When given a glass of water in urban Kankan, one might be offered water that has passed through the same complexity of technologies as in an industrialized nation or water that has flowed from its source to lips via a traditional technological intervention: collection at the river with a calabash. Thus the water in the glass may be judged modern if it was treated with chemicals and flowed through the community’s pipes and water tower, when it is removed from human hands and sight, highly dependent on technological objects to make the delivery. The water in the glass may be judged to be traditional because of its dependence on hands using the knowledge and practices of many generations to draw it, carry it and serve it in a local technological object.
Who Moves Water?
In all the concessions it was women and children who were named as the water collectors, dispensers and the primary users of water for cooking and washing. This is not atypical as women around the globe are generally responsible for fetching water for their households (Cowan, 1989; Desai and Devaki, 1994). In Kankan it is said that women draw the water because women are the ones to use the water in the everyday activities of the concession. Factors that determine the time needed to collect water include how far they have to go for water, how early they need to arrive at the pump, how quickly jugs are filled, what season it is, and how many others are waiting in line. During the dry season, it was estimated by one family that it takes four hours waiting in line at the pump to fill the 20-liter plastic containers. Thus it is primarily young women who pay the price in terms of time and energy for water collection (McSweeney and Freedman, 1980; Bryceson and McCall, 1997).

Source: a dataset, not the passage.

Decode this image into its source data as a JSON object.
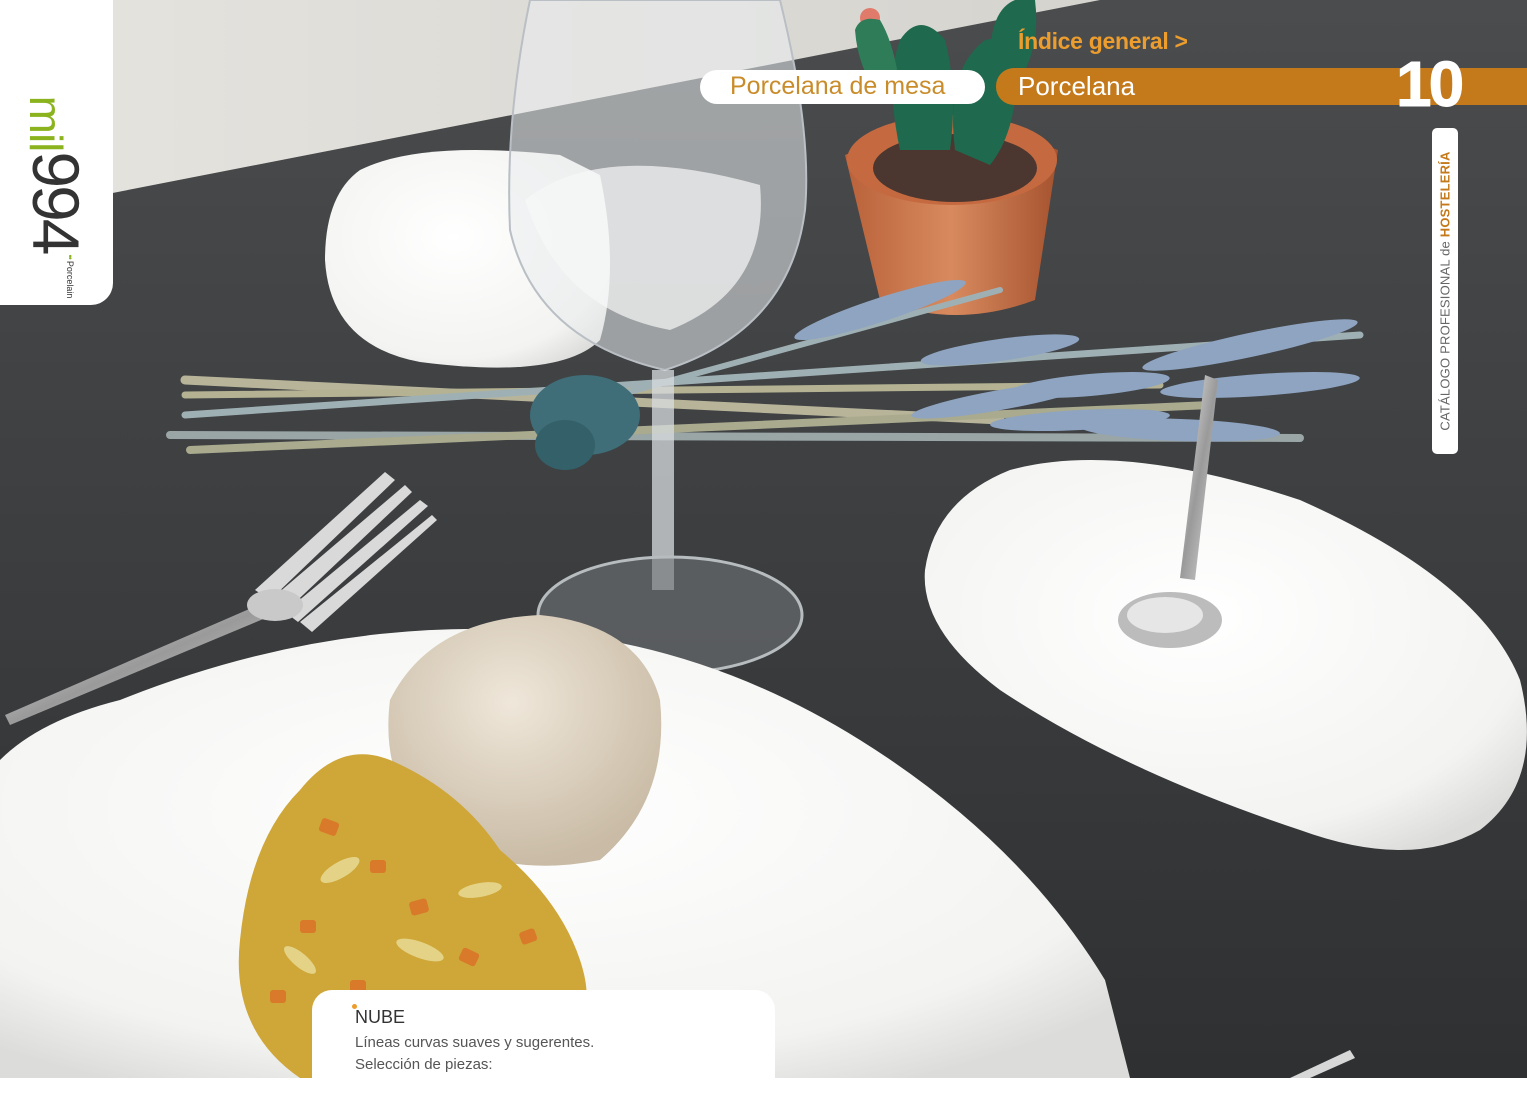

During the dry season in March and April in Kankan, the scarcity of water is pervasive and affects all water users. It is during this time that everyone in the household is called upon to help collect water from whatever source has water. The only exemptions to who carries water at this time are for the very old, the sick and the very young. The entire household may go in search of water daily while other members may go to wash at the river to lighten the load on the water carriers. Individuals with vehicles may be asked to drive to a distant source of water in order to fill the concession’s water jugs. During the wet season some individuals, such as male heads of households or other important males, may be able to be passive about water. However, the dry season requires the cooperation of all to meet the concession’s needs for water. In the dry season, water is so valuable and necessary that all water consumers’ time and labor can be commandeered for the sake of sufficient water for the concession’s use.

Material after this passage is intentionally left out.